Here is some other interesting information: Belize has banned offshore drilling – by way of a referendum and later by a decision of the Supreme Court in 2013. In Guyana, our practice is to use Sarah Palin’s famous words, “Drill Baby Drill” and do not worry too much about flaring. But what should make our various petroleum czars look worse than amateurs, are the terms under which oil companies operate.


Under Belize law, the first charge on oil revenue is royalty of a minimum of 7.5% for oil and 5% for natural gas; next is the government’s total share of petroleum and then followed by allowable petroleum operation expenditures. That country also has a petroleum surcharge fixed to rising oil prices, and then, after all the above, the profit left is subject to tax at 40%!
Compare that with the outlandish fiscal terms Guyana extended to Exxon and Company in a Post Discovery agreement! And no one takes responsibility, except that one can say that Trotman and Granger were fired.


Back to a real country

But let us get back to a saner and more responsible country. This is how their Courts ruled in a case involving ring-fencing when the oil company sought to charge against the income earned under one agreement the exploration expenditure under another such agreements.

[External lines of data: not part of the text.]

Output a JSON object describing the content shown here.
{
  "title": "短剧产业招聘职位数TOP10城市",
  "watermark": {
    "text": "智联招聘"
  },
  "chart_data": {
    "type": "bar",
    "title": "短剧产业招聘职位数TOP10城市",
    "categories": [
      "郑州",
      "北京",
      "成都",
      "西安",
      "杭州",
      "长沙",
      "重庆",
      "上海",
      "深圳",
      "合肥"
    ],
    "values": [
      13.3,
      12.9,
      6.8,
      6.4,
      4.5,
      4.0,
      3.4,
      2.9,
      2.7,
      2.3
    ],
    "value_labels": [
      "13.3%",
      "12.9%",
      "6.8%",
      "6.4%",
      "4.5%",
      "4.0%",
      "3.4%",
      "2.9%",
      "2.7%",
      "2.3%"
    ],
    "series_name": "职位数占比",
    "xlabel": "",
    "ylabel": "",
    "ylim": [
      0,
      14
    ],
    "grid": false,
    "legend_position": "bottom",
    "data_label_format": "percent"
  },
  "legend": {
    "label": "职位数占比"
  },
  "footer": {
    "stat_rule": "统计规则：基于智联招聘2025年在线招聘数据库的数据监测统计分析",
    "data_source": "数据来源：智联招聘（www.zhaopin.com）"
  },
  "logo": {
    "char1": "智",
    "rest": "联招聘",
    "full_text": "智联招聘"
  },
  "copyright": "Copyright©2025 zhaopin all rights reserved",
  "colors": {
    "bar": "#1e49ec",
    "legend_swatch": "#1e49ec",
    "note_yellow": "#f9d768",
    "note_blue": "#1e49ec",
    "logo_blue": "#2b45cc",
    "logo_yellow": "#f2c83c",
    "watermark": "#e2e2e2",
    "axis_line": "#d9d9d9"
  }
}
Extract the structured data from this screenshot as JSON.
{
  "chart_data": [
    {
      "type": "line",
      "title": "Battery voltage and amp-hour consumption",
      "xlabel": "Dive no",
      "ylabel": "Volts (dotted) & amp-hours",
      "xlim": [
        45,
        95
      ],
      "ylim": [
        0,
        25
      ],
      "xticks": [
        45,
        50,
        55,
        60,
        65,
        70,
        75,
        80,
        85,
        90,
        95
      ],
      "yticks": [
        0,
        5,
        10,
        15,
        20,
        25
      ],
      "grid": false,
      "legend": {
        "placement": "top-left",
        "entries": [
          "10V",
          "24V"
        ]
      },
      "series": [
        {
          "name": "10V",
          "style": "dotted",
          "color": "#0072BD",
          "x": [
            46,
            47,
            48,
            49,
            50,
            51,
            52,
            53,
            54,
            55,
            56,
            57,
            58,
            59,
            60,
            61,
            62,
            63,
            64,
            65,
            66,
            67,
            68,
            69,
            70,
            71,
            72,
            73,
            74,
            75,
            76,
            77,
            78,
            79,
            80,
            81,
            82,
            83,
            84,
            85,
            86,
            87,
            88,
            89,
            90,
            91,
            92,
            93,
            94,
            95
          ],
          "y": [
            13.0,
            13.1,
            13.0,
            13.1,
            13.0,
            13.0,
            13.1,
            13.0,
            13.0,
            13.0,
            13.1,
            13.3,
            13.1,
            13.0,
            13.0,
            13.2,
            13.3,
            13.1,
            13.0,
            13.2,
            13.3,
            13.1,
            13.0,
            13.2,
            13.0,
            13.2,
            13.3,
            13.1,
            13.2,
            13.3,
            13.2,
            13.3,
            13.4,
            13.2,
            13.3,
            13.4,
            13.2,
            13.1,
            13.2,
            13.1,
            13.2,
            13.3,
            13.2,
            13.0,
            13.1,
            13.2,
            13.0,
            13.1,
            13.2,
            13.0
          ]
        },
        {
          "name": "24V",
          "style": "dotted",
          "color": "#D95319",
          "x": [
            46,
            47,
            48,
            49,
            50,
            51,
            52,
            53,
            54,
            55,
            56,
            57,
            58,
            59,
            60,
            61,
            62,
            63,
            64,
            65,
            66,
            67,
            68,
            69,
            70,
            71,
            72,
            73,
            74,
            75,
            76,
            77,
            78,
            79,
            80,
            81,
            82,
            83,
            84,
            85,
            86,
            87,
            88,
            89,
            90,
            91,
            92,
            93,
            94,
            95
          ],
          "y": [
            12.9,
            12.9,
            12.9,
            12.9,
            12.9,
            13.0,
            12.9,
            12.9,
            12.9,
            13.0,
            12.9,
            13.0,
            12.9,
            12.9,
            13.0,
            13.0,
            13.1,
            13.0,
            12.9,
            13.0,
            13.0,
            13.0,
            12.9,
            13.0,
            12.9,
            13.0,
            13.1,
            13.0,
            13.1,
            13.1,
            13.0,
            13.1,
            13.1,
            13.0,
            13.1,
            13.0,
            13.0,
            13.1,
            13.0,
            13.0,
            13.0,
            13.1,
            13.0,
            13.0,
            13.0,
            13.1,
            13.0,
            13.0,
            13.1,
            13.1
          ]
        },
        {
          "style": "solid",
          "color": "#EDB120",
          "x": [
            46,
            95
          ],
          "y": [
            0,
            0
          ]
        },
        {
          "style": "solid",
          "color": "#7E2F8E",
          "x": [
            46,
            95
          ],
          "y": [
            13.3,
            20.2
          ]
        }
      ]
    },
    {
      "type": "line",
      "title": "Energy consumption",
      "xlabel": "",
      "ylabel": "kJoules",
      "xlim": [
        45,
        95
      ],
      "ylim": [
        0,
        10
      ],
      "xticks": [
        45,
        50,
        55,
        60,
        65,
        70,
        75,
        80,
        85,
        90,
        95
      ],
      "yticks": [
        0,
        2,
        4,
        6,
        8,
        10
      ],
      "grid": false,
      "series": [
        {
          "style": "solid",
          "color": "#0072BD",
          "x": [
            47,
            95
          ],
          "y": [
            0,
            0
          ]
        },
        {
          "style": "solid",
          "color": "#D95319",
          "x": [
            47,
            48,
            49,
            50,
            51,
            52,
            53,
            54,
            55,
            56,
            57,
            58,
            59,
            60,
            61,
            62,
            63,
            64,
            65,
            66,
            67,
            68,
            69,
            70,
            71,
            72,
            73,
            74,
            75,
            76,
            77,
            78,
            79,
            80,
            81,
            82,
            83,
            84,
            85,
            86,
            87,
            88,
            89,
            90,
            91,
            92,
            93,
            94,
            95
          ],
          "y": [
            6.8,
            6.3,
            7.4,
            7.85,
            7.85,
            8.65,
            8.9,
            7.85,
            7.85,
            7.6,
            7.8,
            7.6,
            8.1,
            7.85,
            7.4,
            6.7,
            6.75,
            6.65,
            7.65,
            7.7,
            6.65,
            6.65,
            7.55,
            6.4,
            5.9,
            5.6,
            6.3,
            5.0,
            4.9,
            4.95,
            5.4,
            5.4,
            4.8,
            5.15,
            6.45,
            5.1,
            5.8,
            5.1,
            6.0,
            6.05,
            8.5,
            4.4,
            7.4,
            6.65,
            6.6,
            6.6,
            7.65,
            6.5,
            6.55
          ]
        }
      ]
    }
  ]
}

“When a contractor enters into a contract, he is taking a risk as there may not be any production. The expenses incurred for taking such risk cannot be imposed on other Production Sharing Agreements where there is Initial Commercial Production without specific provisions in the Act.”

The Court added: The Legislature would have been specific if it had intended for Contractors to recover expenses from Production Sharing Agreement where there was no ….Production”. The appeal brought by the oil company, Chx Belize Lp against the Commissioner of Income Tax against a demand by the Commissioner for quarterly instalments before including expenses for exploration on other wells, was rejected and thrown out. Accepting the logic of the court, and the basic accounting principle of matching expenditure against related income, the company accepted the decision and paid the amount demanded. Sadly, that would be unheard of in Guyana under these administrations.